All these utilities are depends on shell variables http_proxy and ftp_proxy to work on proxy.

So, to use proxy server to access http/https from a linux machine in CLI, set the environment variable http_proxy. This will allow wget and python’s urllib modules and other applications (yum, apt-get etc) to use this environment variable and access http/https using the settings assigned to the variable http_proxy.

The below would be the ideal way of assigning values for http_proxy variable.
 
$export http_proxy=”http://ipaddress:port

In the same way use ftp_proxy variable to access ftp

$export fttp_proxy=”http://ipaddress:port

Add these two lines to  ~/.bashrc so that this variable exported every time user logs in to machine.

Argument list too long

Suppose, there are 1,30,000 files to move from one directory to another, what will happen

# mv *.txt test
Oh!! There is an error

mv: Argument list too long.
What to do? Simple answer is to use find command

#find . -maxdepth 1 -name ‘*.txt’ -exec mv ‘{}’ test \;

Here,

. : defines search directory
-maxdepth : disables recursive search and searches only in the current directory. It allows you to control how deep into sub directories it will recurs. With ‘-maxdepth’ 1 it will only search in current
directory.
-name : string to be searched
-exec : Applies a command to set of file that has been searched
{} : Inserts each found file into given command after -exec
\; : Indicates the exec command line has ended

The above example searches for *.txt files in current directory and moves it to the test directory. 

bad interpreter no such file

Sometimes shell scripts in Linux gives error like,

bash: ./t1.sh: /bin/sh^M: bad interpreter: No such file or directory

This happens whenever the files are transferred from Windows machine to Linux Machine over network. Reason being different OS uses different line ending characters. Have a look at below table

OS Line End Character
UNIX/Linux LF '\n'
DOS CRLF '\r' and '\n'
MAC CR only '\r'

CR (Carriage Return): return cursor to left margin, (Ctrl-M(^M) or hex 0D) 
LF (Linefeed): move cursor down, (Ctrl-J(^J) or hex 0A)

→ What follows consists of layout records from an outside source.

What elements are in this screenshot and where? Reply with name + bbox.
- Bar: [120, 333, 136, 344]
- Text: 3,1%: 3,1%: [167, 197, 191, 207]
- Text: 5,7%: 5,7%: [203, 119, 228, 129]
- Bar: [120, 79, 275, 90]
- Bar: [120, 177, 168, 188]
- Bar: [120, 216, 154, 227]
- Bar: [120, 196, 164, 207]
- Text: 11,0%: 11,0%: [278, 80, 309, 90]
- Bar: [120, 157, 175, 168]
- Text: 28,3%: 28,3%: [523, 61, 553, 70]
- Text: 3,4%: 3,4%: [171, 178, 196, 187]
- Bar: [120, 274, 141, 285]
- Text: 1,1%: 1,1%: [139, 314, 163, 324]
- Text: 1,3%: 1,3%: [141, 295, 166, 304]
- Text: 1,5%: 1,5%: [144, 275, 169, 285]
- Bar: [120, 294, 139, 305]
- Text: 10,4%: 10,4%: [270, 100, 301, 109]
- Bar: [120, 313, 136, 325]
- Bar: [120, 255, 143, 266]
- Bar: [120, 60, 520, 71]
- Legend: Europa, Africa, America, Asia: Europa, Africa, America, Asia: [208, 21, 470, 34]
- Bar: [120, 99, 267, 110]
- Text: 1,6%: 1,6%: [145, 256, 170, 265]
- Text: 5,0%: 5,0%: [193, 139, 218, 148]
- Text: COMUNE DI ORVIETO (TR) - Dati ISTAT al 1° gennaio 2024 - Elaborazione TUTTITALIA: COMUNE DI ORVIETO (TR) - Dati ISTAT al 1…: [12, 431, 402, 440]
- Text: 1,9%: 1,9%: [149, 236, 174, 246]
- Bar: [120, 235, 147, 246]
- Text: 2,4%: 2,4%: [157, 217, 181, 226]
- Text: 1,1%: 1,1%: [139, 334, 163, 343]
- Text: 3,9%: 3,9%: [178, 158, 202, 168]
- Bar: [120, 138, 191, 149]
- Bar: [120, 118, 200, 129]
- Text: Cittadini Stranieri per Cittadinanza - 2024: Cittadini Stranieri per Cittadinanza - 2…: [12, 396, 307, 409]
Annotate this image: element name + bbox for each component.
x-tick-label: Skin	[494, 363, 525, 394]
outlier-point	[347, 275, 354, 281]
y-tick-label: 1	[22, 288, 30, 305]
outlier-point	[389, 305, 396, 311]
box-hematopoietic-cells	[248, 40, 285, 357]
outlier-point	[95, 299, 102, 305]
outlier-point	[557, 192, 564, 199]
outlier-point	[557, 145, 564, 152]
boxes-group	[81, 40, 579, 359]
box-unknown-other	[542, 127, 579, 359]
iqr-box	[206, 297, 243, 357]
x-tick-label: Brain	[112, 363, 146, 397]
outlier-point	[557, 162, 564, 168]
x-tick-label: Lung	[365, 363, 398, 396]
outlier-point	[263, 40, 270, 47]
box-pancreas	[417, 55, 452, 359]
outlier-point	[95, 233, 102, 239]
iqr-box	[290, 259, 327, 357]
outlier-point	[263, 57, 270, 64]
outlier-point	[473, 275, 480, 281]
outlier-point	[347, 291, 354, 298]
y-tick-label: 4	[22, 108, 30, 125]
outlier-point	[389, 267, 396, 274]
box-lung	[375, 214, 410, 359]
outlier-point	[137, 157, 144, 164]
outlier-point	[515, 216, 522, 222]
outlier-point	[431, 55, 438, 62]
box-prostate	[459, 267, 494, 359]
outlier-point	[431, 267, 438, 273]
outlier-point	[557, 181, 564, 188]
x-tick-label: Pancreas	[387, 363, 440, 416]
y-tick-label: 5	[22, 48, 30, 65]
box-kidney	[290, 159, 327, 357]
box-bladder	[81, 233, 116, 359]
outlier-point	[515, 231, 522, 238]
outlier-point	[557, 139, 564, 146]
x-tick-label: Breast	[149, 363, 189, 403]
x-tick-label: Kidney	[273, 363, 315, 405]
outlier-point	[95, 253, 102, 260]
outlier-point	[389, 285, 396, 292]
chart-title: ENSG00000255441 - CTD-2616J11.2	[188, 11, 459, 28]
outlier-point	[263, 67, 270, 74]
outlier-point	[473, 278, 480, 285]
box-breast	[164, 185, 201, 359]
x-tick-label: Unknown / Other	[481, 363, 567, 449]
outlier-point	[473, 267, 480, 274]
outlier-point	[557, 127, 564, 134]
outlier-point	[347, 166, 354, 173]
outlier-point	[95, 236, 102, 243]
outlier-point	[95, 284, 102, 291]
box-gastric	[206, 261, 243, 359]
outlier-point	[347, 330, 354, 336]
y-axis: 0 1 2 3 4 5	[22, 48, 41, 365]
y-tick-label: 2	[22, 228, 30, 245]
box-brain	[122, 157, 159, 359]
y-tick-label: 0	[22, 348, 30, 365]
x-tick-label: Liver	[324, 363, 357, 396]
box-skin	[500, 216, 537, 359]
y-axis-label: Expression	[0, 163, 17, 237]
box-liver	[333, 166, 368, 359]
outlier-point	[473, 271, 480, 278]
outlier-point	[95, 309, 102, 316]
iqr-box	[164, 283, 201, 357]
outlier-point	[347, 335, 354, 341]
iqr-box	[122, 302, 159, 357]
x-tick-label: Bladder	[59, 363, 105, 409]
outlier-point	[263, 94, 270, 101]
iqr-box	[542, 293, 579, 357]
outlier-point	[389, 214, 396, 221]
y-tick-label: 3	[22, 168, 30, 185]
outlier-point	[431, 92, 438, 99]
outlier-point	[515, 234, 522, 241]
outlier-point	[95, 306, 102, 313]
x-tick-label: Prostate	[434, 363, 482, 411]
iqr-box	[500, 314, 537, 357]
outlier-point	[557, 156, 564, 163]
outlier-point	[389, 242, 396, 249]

Combination of cat and sed command can easily solve this issue.

Example:


1. Create a simple shell scripts having (Ctrl+M) character at each line end. Download example code from here and save it as bad_int.sh

#!/bin/sh^M$
^M$
ls -l^M$

2. Make script bad_int.sh executable and run it from shell.

$ chmod +x bad_int.sh
$ ./bad_int.sh
bash: ./bad_int.sh: /bin/sh^M: bad interpreter: No such file or directory
$

3. Use cat and cat -A command to differentiate file contents.

$ cat bad_int.sh
#!/bin/sh

ls -l
$ cat -A bad_int.sh
#!/bin/sh^M$
^M$
ls -l^M$
$

Note: -A argument of cat command displays non printable characters

4. Now, at last remove all occurrence of (^M) character from the script using combination of cat and sed command and redirect its output to bad_int_solved.sh, make script bad_int_solved.sh executable and run it from shell.

$ cat -A bad_int.sh | sed -e 's/\^M\$//g' > bad_int_solved.sh 
$ chmod +x bad_int_solved.sh 
$ ./bad_int_solved.sh 
total 12
-rwxr-xr-x 1 jaymin jaymin 20 Sep 11 14:00 bad_int.sh
-rwxr-xr-x 1 jaymin jaymin 17 Sep 11 14:35 bad_int_solved.sh
-rw-r--r-- 1 jaymin jaymin 19 Sep 11 13:37 so.sh
$

Don't confuse with $ character, it represents line ends for Unix/Linux files.